Although it represents a significant advance, spectral domain OCT also has a number of limitations. As with time domain OCT, the transverse resolution of spectral domain OCT is limited by the optics of the ocular system and, as a result, spectral domain OCT does not allow visualization of individual cells.35 In addition, the functional data provided by spectral domain OCT remains rudimentary at best. Furthermore, better segmentation software is still required to facilitate precise quantitative subanalysis of dense raster scan data sets.36 Not surprisingly, future OCT technologies will likely address these limitations. Prototype Doppler OCT systems allow measurement of retinal blood flow by the assessment of light reflectivity changes in retinal blood vessels over short time periods.37 ‘Swept-source’ OCT systems allow significant increases in imaging sensitivity and speed (eg >300 000 A-scans per second), through the use of a tunable laser,38 whereas polarization-sensitive OCT may prove to encode much of the information provided by FAF.39 Finally, the use of adaptive optics in OCT devices may increase the transverse resolution of OCT systems and provide cellular level detail.40

Conclusion

In recent years, retinal imaging with OCT has become central to the treatment of patients with chorioretinal disorders. Using current, commercially available, technology, it is now possible to obtain high-quality cross-sectional images of the choroid—such imaging may represent the next frontier in our understanding of retinal disease pathogenesis.

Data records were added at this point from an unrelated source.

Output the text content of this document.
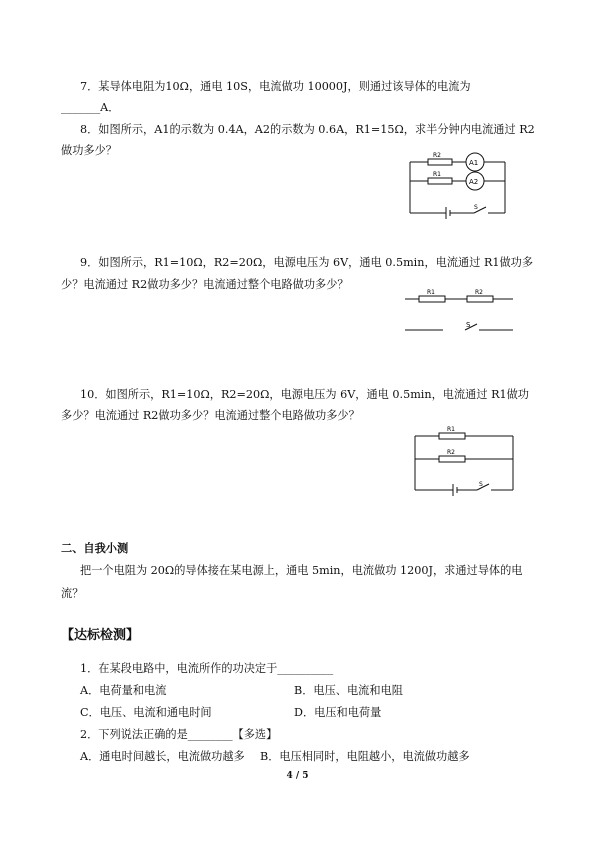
7．某导体电阻为10Ω，通电 10S，电流做功 10000J，则通过该导体的电流为
_______A．
8．如图所示，A1的示数为 0.4A，A2的示数为 0.6A，R1=15Ω，求半分钟内电流通过 R2
做功多少？	R2
R1
A1
A2
S
9．如图所示，R1=10Ω，R2=20Ω，电源电压为 6V，通电 0.5min，电流通过 R1做功多
少？电流通过 R2做功多少？电流通过整个电路做功多少？
R1	R2
S
10．如图所示，R1=10Ω，R2=20Ω，电源电压为 6V，通电 0.5min，电流通过 R1做功
多少？电流通过 R2做功多少？电流通过整个电路做功多少？
R1
R2
S
二、自我小测
把一个电阻为 20Ω的导体接在某电源上，通电 5min，电流做功 1200J，求通过导体的电
流？
【达标检测】
1．在某段电路中，电流所作的功决定于__________
A．电荷量和电流	B．电压、电流和电阻
C．电压、电流和通电时间	D．电压和电荷量
2．下列说法正确的是________【多选】
A．通电时间越长，电流做功越多 B．电压相同时，电阻越小，电流做功越多
4 / 5
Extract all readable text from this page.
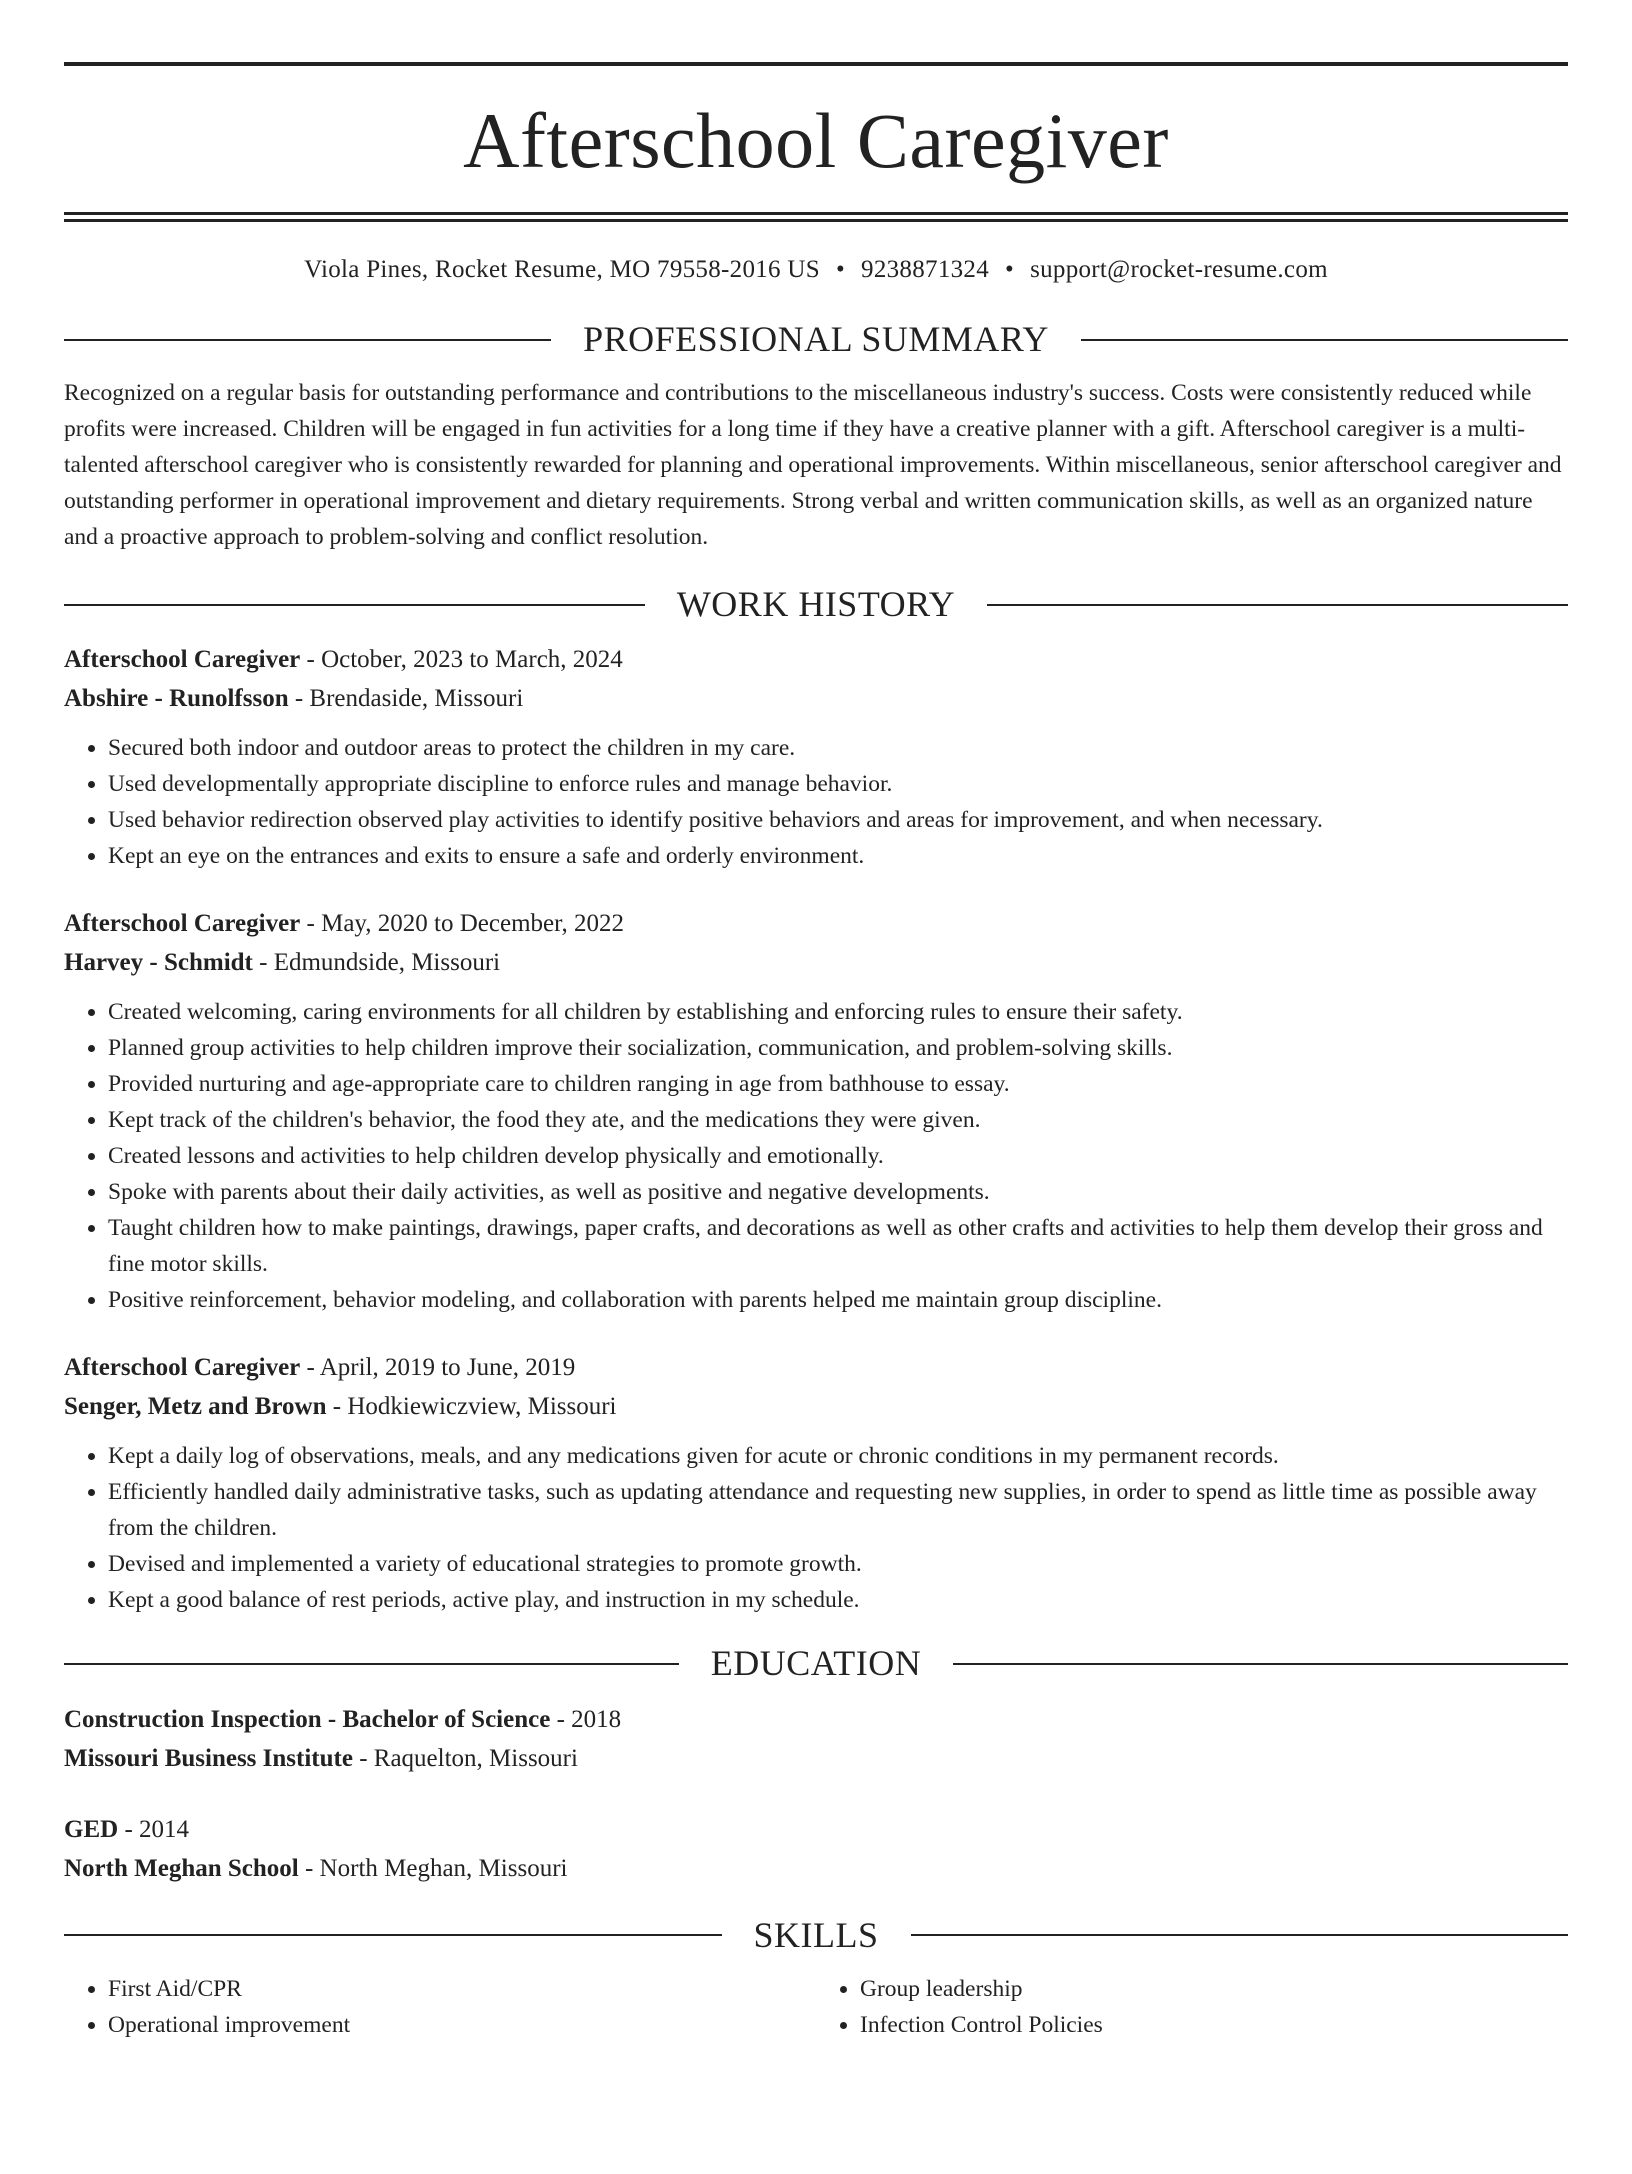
Afterschool Caregiver
Viola Pines, Rocket Resume, MO 79558-2016 US • 9238871324 • support@rocket-resume.com
PROFESSIONAL SUMMARY
Recognized on a regular basis for outstanding performance and contributions to the miscellaneous industry's success. Costs were consistently reduced while profits were increased. Children will be engaged in fun activities for a long time if they have a creative planner with a gift. Afterschool caregiver is a multi-talented afterschool caregiver who is consistently rewarded for planning and operational improvements. Within miscellaneous, senior afterschool caregiver and outstanding performer in operational improvement and dietary requirements. Strong verbal and written communication skills, as well as an organized nature and a proactive approach to problem-solving and conflict resolution.
WORK HISTORY
Afterschool Caregiver - October, 2023 to March, 2024
Abshire - Runolfsson - Brendaside, Missouri
• Secured both indoor and outdoor areas to protect the children in my care.
• Used developmentally appropriate discipline to enforce rules and manage behavior.
• Used behavior redirection observed play activities to identify positive behaviors and areas for improvement, and when necessary.
• Kept an eye on the entrances and exits to ensure a safe and orderly environment.
Afterschool Caregiver - May, 2020 to December, 2022
Harvey - Schmidt - Edmundside, Missouri
• Created welcoming, caring environments for all children by establishing and enforcing rules to ensure their safety.
• Planned group activities to help children improve their socialization, communication, and problem-solving skills.
• Provided nurturing and age-appropriate care to children ranging in age from bathhouse to essay.
• Kept track of the children's behavior, the food they ate, and the medications they were given.
• Created lessons and activities to help children develop physically and emotionally.
• Spoke with parents about their daily activities, as well as positive and negative developments.
• Taught children how to make paintings, drawings, paper crafts, and decorations as well as other crafts and activities to help them develop their gross and fine motor skills.
• Positive reinforcement, behavior modeling, and collaboration with parents helped me maintain group discipline.
Afterschool Caregiver - April, 2019 to June, 2019
Senger, Metz and Brown - Hodkiewiczview, Missouri
• Kept a daily log of observations, meals, and any medications given for acute or chronic conditions in my permanent records.
• Efficiently handled daily administrative tasks, such as updating attendance and requesting new supplies, in order to spend as little time as possible away from the children.
• Devised and implemented a variety of educational strategies to promote growth.
• Kept a good balance of rest periods, active play, and instruction in my schedule.
EDUCATION
Construction Inspection - Bachelor of Science - 2018
Missouri Business Institute - Raquelton, Missouri
GED - 2014
North Meghan School - North Meghan, Missouri
SKILLS
• First Aid/CPR
• Operational improvement
• Group leadership
• Infection Control Policies
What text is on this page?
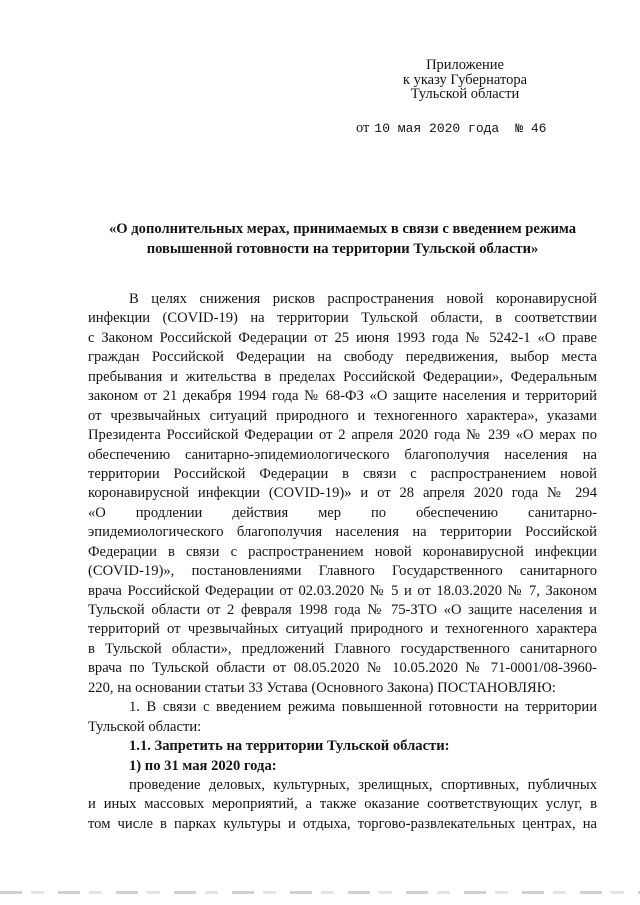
Приложение
к указу Губернатора
Тульской области
от 10 мая 2020 года № 46
«О дополнительных мерах, принимаемых в связи с введением режима
повышенной готовности на территории Тульской области»
В целях снижения рисков распространения новой коронавирусной
инфекции (COVID-19) на территории Тульской области, в соответствии
с Законом Российской Федерации от 25 июня 1993 года № 5242-1 «О праве
граждан Российской Федерации на свободу передвижения, выбор места
пребывания и жительства в пределах Российской Федерации», Федеральным
законом от 21 декабря 1994 года № 68-ФЗ «О защите населения и территорий
от чрезвычайных ситуаций природного и техногенного характера», указами
Президента Российской Федерации от 2 апреля 2020 года № 239 «О мерах по
обеспечению санитарно-эпидемиологического благополучия населения на
территории Российской Федерации в связи с распространением новой
коронавирусной инфекции (COVID-19)» и от 28 апреля 2020 года № 294
«О продлении действия мер по обеспечению санитарно-
эпидемиологического благополучия населения на территории Российской
Федерации в связи с распространением новой коронавирусной инфекции
(COVID-19)», постановлениями Главного Государственного санитарного
врача Российской Федерации от 02.03.2020 № 5 и от 18.03.2020 № 7, Законом
Тульской области от 2 февраля 1998 года № 75-ЗТО «О защите населения и
территорий от чрезвычайных ситуаций природного и техногенного характера
в Тульской области», предложений Главного государственного санитарного
врача по Тульской области от 08.05.2020 № 10.05.2020 № 71-0001/08-3960-
220, на основании статьи 33 Устава (Основного Закона) ПОСТАНОВЛЯЮ:
1. В связи с введением режима повышенной готовности на территории
Тульской области:
1.1. Запретить на территории Тульской области:
1) по 31 мая 2020 года:
проведение деловых, культурных, зрелищных, спортивных, публичных
и иных массовых мероприятий, а также оказание соответствующих услуг, в
том числе в парках культуры и отдыха, торгово-развлекательных центрах, на
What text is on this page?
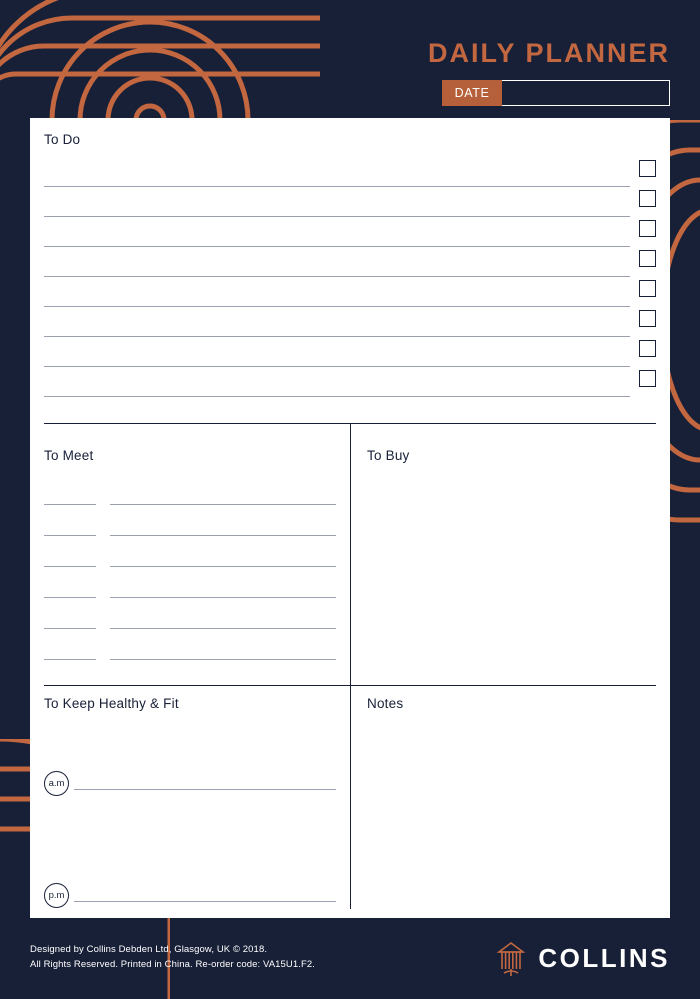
DAILY PLANNER
DATE
To Do
To Meet	To Buy
To Keep Healthy & Fit	Notes
a.m
p.m
Designed by Collins Debden Ltd, Glasgow, UK © 2018.
All Rights Reserved. Printed in China. Re-order code: VA15U1.F2.	COLLINS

Furthermore, the applications of OCT in chorioretinal vascular disease are likely to grow with functional extensions of this technology in the near future (eg Doppler OCT may lead to a new wave of categorizing retinal vascular disorders on the basis of blood flow). Such advances, in association with improvements in other imaging techniques, are likely to dramatically enhance our management of patients with chorioretinal disease.

Conflict of interest

Dr Sadda is a co-inventor of Doheny intellectual property related to optical coherence tomography that has been licensed by Topcon Medical Systems, and is a member of the scientific advisory board for Heidelberg Engineering. The Doheny Image Reading Center also receives research support from Carl Zeiss Meditec and Optovue Inc.